Since the early 2000s, “gamification” has been a favorite buzzword of the corporate training world.
The idea is simple: Transform unexciting, routine activities into engaging and memorable experiences by adding game elements, such as competition, points, rewards, and interactive challenges that engage learners’ problem-solving skills.
Many companies, including big names like Chrysler, Nike, and Coca-Cola adopted gamification early on to increase customer engagement, and they met with great success. People went out of their way to participate in the brand-specific games, and the spark of competition drove customer response and loyalty through the roof.
Given these early successes, it didn’t take long for the L&D community to add gamification to their own toolbox as a training strategy. They assumed that if game-based ad campaigns were so effective at energizing consumers, then they would be equally valuable tools for teaching and engaging employees—and they were right. Today, gamification has spread beyond the world of marketing and established a solid place for itself in corporate training. Research consistently shows that game-based training has great potential to increase voluntary participation rates, efficiency, and overall employee engagement, and companies such as DirectTV, Cisco, and Domino’s have gamified their training with overwhelmingly positive results.
So, we know that gamification is an effective (and fun) way to improve training and development. But, as with any technological success, many people are wondering: What’s next?
Gamification, Meet Virtual Reality
It only takes two words to make a gamer’s eyes light up with eager curiosity: Oculus Rift. It’s the most sophisticated piece of virtual reality equipment ever to hit the market, and tech experts predict that the Rift will revolutionize the entire world of media and communication. It’s not alone, either. Ever since tech designers have been able to work out the bugs involved in virtual and augmented reality devices, (in other words, they figured out how to make the virtual experience realistic without giving users serious motion sickness) the market has expanded rapidly.

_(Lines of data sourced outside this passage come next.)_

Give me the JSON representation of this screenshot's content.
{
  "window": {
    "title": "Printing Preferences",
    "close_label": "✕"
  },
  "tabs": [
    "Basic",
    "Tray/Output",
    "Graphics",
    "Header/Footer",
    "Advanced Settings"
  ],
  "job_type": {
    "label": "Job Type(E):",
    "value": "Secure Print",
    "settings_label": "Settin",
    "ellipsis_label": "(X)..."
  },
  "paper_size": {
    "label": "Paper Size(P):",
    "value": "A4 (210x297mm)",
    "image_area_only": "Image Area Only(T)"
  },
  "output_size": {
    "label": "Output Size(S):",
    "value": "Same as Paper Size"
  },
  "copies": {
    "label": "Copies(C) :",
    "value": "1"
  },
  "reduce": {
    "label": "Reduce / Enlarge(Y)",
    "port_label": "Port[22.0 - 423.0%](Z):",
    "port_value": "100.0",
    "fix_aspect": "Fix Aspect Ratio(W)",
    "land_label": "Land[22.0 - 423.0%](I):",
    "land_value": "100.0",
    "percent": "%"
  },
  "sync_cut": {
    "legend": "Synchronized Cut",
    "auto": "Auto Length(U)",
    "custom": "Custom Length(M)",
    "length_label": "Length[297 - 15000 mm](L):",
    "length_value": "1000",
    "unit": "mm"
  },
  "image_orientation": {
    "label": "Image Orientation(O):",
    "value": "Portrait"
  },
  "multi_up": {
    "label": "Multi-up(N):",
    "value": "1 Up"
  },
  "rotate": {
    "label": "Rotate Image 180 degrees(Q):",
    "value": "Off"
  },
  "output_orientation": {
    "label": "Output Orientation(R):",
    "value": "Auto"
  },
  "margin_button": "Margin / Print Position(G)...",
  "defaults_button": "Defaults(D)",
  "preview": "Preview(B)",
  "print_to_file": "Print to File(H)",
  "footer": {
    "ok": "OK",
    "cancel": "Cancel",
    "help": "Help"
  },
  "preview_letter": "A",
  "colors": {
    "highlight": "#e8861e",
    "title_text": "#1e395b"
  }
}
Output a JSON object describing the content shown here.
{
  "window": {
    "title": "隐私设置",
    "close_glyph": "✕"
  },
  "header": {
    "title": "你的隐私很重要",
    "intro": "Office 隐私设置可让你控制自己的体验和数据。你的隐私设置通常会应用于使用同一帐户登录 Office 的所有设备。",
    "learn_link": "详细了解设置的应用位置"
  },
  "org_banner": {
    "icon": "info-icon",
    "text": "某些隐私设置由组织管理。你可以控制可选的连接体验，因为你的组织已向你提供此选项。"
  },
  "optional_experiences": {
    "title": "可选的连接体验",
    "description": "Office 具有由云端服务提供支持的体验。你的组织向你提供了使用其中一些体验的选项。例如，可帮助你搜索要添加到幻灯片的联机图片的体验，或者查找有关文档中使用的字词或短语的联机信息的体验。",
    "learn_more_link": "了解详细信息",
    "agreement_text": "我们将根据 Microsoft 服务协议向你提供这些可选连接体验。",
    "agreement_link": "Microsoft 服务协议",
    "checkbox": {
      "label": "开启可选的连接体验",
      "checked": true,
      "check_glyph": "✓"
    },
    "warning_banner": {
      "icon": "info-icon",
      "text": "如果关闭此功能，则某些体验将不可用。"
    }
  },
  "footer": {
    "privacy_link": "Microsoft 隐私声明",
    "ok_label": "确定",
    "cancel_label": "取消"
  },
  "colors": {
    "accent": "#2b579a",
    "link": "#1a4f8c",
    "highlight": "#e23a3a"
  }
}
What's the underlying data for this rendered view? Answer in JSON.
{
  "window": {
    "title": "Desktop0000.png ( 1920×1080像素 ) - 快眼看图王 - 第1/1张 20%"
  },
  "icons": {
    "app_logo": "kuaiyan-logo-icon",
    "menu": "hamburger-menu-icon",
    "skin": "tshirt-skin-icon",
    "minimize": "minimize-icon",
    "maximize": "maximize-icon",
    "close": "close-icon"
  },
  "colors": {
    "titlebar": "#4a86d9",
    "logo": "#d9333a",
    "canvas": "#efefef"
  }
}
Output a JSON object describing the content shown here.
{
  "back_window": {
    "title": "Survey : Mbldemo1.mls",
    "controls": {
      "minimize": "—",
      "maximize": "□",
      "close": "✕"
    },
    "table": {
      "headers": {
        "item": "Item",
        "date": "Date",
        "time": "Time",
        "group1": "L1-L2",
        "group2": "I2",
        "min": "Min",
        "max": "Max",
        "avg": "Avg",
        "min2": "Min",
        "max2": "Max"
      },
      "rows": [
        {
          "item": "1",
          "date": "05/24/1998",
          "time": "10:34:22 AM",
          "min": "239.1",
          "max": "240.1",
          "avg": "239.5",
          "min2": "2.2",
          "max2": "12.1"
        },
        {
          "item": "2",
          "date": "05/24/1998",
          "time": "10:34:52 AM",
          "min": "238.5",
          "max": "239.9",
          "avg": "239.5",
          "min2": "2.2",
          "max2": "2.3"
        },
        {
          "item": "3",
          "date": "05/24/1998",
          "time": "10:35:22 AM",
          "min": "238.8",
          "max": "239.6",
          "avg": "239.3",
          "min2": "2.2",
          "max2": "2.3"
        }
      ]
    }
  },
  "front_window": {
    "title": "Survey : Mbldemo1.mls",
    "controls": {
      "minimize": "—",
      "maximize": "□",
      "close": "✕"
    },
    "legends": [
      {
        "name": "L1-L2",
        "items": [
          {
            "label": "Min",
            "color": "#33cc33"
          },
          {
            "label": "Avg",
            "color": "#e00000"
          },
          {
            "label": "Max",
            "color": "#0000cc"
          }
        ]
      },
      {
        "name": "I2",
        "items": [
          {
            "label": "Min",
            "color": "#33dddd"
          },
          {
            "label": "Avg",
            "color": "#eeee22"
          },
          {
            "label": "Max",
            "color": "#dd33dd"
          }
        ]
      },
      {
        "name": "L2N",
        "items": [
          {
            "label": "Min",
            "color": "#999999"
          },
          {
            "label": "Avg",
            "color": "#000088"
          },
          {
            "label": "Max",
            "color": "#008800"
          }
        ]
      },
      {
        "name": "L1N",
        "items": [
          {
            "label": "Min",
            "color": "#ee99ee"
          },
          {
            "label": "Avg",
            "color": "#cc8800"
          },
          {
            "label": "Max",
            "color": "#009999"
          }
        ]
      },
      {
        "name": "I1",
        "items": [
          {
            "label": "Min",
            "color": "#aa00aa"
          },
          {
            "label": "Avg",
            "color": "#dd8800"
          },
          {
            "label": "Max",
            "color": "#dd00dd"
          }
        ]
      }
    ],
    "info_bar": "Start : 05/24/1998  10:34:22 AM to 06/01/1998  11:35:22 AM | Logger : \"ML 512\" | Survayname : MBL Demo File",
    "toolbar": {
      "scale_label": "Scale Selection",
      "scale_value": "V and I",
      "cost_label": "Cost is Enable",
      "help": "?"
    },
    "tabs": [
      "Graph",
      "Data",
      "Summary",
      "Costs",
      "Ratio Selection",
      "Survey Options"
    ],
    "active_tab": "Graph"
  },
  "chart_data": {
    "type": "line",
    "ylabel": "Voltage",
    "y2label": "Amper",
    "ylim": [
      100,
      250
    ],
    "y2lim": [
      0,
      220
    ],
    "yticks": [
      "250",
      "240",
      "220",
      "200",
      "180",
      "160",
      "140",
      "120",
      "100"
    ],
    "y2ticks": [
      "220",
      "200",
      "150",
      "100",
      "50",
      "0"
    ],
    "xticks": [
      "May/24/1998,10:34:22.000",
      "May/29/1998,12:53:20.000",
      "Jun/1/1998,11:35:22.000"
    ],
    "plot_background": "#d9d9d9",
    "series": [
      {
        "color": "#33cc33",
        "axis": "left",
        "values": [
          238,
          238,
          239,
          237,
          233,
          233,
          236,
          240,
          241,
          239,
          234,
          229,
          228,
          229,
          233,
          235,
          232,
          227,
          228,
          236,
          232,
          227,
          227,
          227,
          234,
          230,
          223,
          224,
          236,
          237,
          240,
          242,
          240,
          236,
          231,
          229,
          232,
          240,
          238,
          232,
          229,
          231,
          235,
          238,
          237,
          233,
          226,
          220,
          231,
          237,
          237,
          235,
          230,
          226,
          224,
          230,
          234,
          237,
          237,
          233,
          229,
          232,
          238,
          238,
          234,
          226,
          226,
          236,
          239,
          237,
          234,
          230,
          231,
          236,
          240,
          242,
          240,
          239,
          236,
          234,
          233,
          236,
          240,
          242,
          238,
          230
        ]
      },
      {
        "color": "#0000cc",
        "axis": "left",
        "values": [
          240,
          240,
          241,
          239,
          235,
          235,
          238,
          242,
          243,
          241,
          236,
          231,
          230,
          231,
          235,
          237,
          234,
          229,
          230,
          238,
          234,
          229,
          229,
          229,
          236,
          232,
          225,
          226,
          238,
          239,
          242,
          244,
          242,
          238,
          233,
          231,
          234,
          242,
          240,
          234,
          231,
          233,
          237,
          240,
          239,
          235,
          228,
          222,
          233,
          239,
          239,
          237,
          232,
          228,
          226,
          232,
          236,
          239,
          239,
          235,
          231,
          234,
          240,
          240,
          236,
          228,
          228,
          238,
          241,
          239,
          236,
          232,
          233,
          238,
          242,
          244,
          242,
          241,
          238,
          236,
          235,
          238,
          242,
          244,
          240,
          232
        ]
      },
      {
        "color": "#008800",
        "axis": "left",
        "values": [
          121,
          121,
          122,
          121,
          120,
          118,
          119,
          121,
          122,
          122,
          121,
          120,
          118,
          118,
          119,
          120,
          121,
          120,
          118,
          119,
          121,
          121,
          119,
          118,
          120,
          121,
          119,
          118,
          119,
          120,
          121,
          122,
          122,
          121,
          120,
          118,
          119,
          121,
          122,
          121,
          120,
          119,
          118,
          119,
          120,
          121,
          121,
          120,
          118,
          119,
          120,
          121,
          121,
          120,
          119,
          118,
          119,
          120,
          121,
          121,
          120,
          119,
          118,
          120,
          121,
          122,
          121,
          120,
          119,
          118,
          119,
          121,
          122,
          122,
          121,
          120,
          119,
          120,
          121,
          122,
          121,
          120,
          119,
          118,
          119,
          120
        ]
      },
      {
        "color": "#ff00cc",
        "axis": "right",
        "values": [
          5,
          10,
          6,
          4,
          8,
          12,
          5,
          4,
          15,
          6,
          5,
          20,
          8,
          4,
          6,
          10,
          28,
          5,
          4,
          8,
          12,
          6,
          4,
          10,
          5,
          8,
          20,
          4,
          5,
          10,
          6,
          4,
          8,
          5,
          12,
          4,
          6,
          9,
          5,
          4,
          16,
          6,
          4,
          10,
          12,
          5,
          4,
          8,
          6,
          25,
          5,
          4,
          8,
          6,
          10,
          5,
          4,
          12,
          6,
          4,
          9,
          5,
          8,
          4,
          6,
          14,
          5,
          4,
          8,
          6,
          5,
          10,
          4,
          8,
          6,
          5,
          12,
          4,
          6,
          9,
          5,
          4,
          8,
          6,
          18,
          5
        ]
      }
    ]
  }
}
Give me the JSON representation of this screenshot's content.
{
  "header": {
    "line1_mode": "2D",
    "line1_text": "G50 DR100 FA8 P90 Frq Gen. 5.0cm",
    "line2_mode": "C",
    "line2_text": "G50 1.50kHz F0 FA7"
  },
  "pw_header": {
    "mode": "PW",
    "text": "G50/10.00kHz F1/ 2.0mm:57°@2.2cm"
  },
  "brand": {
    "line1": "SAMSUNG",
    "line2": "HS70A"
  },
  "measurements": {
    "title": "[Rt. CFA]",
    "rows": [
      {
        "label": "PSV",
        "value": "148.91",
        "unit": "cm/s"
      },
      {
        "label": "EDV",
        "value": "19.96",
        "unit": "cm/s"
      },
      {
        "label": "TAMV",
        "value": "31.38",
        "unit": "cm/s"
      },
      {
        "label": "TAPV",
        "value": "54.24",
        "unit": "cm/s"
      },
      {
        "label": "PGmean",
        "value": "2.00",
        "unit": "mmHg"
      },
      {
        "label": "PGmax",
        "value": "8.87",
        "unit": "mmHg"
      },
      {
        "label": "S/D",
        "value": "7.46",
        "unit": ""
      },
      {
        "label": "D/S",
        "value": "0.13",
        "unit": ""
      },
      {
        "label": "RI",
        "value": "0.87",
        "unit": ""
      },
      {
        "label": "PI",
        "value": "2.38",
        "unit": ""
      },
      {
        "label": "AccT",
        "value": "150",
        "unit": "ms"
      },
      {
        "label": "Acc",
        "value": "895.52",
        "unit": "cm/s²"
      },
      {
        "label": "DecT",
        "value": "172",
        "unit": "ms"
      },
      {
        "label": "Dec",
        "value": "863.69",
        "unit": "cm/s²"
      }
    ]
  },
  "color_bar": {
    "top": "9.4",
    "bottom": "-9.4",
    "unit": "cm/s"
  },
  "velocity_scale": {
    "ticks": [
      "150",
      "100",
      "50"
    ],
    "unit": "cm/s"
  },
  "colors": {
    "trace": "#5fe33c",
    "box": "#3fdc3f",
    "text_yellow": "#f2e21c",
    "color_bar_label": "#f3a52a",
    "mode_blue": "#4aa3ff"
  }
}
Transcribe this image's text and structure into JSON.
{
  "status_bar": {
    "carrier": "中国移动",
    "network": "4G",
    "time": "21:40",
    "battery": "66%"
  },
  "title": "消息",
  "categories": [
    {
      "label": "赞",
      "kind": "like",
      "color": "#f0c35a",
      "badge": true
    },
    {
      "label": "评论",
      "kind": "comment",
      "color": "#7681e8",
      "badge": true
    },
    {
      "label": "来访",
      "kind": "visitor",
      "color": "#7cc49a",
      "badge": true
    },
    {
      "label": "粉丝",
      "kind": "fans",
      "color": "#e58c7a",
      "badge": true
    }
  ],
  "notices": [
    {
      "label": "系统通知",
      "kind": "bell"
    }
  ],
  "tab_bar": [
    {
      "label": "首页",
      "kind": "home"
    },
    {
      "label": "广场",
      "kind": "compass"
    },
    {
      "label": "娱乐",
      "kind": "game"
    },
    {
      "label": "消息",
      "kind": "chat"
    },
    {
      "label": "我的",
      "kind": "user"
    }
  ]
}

Microsoft, for example, recently released a pair of augmented reality glasses called the Hololens, which allows wearers to create and manipulate holographic images. Imagine Tony Stark designing his Iron Man suit, using his hands to scroll through 2-D data sets and move 3-D holographic projections of his armor in midair: Now that we have augmented reality tools like Hololens, this advanced technology is now available for regular consumers, not just billionaire superheroes.
Virtual and augmented reality devices have huge potential in nearly every industry. Someone wearing a device like the Oculus Rift can have a fully immersive experience of a video game, a movie, or—as L&D folks have been quick to identify—a training simulation.
The New Frontier of Immersive Training
Gamification and virtual/augmented reality devices are the future of e-learning. Augmented reality tools can take everything that works so well about gamification and enhance it by making the competitive experience completely immersive and realistic. Employees will gain hands-on experience, and they’ll be excited about the opportunity to use such new and innovative pieces of technology.
The same idea that originally inspired gamification applies just as well to augmented reality devices: If the training is more engaging, then employees will be more engaged and effective.
If all of this still sounds too sci-fi, here are three scenarios in which a fusion of gamification and augmented reality technology could dramatically improve a corporate training regimen:
- Pizza making (or any restaurant work, really). We already mentioned Domino’s and their Pizza Maker course that taught employees to make all the different pizzas offered on the Domino’s menu. The program was fun and effective, but imagine that instead of clicking on pictures of ingredients on a computer screen, new employees could put on a pair of augmented reality glasses and compete in these pizza-making challenges using the exact physical motions that they would use during a real shift. While the game elements would keep them engaged (and prevent wasting any real ingredients), the virtual reality experience would give them realistic practice that would likely improve their speed, accuracy, and familiarity with their workspace.
- Store management. Customer service training only goes so far. It’s one thing to teach employees to be attentive and friendly to customers, but it’s another thing entirely to oversee a busy store full of customers who all need different kinds of help and attention. With a gamified virtual reality training program, however, potential managers could enter a simulated busy store environment and practice keeping track of customers, making sales, and maintaining a friendly atmosphere even during stressful peak times. This practice would improve an employee’s confidence and competence, all without risking bad customer experiences by throwing new employees into the deep end.
- Emergency response. Today, if you want to become an emergency responder, such as an EMT or a mountain rescuer, you will take a course that has you practice on dummies or human volunteers who pretend to be injured. While these do help with learning basic techniques, a better training program would involve an immersive virtual reality experience that would have all of the stressful and time-sensitive elements of a real-life rescue scenario. If potential emergency response personnel could acclimate themselves to this tense work environment while earning points for critical skills such as speed, accuracy, and quality of care, they would emerge from training much more prepared for their real-world responsibilities.
There are incredible opportunities in the near future for training that combines gamification with cutting-edge virtual and augmented reality technology. As always, the goals of any training are improving engagement and effectiveness, and these tools—with their competitive appeal and innovative realism—will help us take training to a whole new level.